The U.S. will have some catching up to do: China is the leading grower of hemp and is  tiptoeing into the CBD market, starting with Hong Kong. The plants also require different agricultural and processing techniques compared to other forms of cannabis, meaning the supply chain will have to be built out from scratch. Processing the plant’s tough fibers, called decortication, is an arduous practice that takes heavy machinery and has created something of a bottleneck.
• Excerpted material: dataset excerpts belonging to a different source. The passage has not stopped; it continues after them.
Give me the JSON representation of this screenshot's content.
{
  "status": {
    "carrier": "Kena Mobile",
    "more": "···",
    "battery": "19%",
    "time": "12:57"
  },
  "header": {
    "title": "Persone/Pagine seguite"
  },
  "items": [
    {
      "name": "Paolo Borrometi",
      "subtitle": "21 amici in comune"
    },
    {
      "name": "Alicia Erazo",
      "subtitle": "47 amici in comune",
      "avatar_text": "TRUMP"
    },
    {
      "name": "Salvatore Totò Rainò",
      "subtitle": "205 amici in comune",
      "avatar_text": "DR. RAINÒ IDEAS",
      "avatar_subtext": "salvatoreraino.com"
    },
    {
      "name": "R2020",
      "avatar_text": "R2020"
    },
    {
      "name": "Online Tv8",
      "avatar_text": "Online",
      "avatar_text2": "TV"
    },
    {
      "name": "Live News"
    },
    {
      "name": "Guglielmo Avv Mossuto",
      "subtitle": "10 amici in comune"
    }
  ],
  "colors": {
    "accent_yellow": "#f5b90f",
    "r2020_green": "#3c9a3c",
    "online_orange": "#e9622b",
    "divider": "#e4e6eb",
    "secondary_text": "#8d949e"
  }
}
That bottleneck is about to get some help from a $500 million impact fund by rePlant Hemp Advisors, launched in early November by Geoff Whaling, co-founder of Collective Growth Corp., and others including Michael Woods, former chief executive officer and chief operating officer of Rothschild & Co. Asset Management U.S. The fund plans to help develop U.S. infrastructure to process hemp and improve the supply chain, focusing on hemp for food and fiber.
“I probably have a dozen companies call me a week” about using hemp in their products, Whaling said, citing brands like Chobani, Wrangler jeans and Tesla.

“They all want to know where they can get 100 tons of fiber a year, and the answer, at this point, is nowhere,” he said. “No major manufacturer will sign unless there’s a two-year supply in a warehouse.”
But slowly, that’s changing.

“We’re seeing more countries advancing and mandating use of sustainable fibers, more auto companies adopting natural fiber solutions,” Whaling said. “It really is an industrial hemp revolution.”

Number of the week 
16.6% The compound annual growth rate of the legal U.S. cannabis market from 2020 to 2025, as estimated by New Frontier Data in their 2021 Year in Review report.